The plan considers three planning horizons consistent with the sea-level rise scenarios in the vulnerability assessment update: near-term: 0 to 0.8 feet of sea-level rise (approximately 2020-2030); mid-term: 0.8 to 2.5 feet of sea-level rise (approximately 2030-2060); and long-term: 2.5 to 6.6 feet of sea-level rise (approximately 2060-2100).
“The state guidance estimates that these sea-level rise values have a 0.5% chance of being met or exceeded by the year 2100,” the adaptation plan reads. “The state guidance identifies these as the ‘medium-high risk aversion scenarios,’ which are based on the assumption that existing levels of greenhouse gas emissions continue and are not significantly reduced (‘high emission scenarios’).”
The hazard areas listed in the plan include Santa Barbara’s bluff areas, low-lying waterfront and beach areas, low-lying flood areas and the harbor and Stearns Wharf.
“Since 2000, sea levels are estimated to have increased by just under an inch, as of the writing of this report, but the rate of sea-level rise is expected to increase in the coming decades,” the report reads.

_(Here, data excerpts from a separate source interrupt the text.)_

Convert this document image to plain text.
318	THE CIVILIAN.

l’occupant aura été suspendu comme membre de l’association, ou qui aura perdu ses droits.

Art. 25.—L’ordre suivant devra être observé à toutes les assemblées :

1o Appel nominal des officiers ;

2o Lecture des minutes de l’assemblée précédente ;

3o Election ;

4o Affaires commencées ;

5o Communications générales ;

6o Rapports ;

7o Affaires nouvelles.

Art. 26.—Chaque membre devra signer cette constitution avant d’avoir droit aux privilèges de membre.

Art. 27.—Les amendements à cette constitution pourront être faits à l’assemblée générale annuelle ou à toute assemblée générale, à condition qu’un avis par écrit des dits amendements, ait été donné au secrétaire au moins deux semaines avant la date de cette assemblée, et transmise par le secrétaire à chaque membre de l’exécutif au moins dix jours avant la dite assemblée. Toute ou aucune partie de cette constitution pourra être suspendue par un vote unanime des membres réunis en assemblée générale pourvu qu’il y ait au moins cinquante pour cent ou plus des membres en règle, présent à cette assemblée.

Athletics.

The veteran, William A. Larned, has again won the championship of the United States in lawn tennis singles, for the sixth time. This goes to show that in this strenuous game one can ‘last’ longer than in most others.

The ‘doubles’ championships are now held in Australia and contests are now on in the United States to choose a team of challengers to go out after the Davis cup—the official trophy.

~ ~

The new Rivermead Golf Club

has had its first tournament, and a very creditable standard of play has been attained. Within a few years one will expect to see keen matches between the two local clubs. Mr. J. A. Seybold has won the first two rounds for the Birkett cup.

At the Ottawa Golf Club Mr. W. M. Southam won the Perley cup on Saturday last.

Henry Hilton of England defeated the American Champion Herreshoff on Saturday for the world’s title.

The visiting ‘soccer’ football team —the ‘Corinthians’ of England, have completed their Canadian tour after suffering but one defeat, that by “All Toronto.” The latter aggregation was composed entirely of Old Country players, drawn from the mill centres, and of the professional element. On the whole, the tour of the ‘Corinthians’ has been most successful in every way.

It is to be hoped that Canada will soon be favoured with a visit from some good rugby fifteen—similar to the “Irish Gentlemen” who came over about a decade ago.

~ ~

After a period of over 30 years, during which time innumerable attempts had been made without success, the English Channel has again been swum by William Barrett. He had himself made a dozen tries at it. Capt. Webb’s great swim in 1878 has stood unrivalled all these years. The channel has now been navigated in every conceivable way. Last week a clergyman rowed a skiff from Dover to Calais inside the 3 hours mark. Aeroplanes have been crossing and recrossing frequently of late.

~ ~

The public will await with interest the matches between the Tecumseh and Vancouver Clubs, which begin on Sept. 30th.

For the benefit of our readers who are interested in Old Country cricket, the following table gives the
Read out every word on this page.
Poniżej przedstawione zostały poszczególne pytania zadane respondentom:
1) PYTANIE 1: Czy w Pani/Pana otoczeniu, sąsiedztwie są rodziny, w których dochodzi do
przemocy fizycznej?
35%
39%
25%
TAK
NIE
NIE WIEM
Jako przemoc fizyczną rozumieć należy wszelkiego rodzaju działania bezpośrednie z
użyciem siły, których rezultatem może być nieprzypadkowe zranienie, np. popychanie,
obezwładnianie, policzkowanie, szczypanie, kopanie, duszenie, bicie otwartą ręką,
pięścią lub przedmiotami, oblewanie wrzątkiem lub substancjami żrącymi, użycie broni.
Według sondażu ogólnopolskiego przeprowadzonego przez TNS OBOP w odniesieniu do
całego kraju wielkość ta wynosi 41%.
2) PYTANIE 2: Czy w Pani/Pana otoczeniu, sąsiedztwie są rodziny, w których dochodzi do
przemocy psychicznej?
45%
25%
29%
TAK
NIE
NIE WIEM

The plan lists city-wide actions that are considered high priority for the next five years. Some of those actions include: developing and implementing a shoreline monitoring program; amending the city’s hazard mitigation plan so that the city is eligible for federal funding for adaptation projects; implementing options to optimize existing sand bypassing and beach berm construction programs at East Beach and Leadbetter Beach; implementing additional beach nourishment, additional seasonal sand protective berms or formation of dunes at East Beach, Leadbetter Beach and Arroyo Burro Beach; redesigning and reconstructing the Laguna tide gate and pump system; raising or modifying the harbor breakwater, rock groin, sandspit and the walkway and wall; renovating marina facilities and the city pier; studying appropriate triggers for temporarily closing Stearns Wharf during major storms; and studying options for relocation and/or flood proofing of major wastewater, water and utility lines and infrastructure south of Cabrillo Boulevard.
To view the adaptation plan, visit santabarbaraca.gov/slr. The city is inviting the public to address verbal comments to the City Council on this plan — written comments can be sent to email@example.com.
To participate in the public hearing, follow instructions on the posted agenda at santabarbaraca.gov/cap.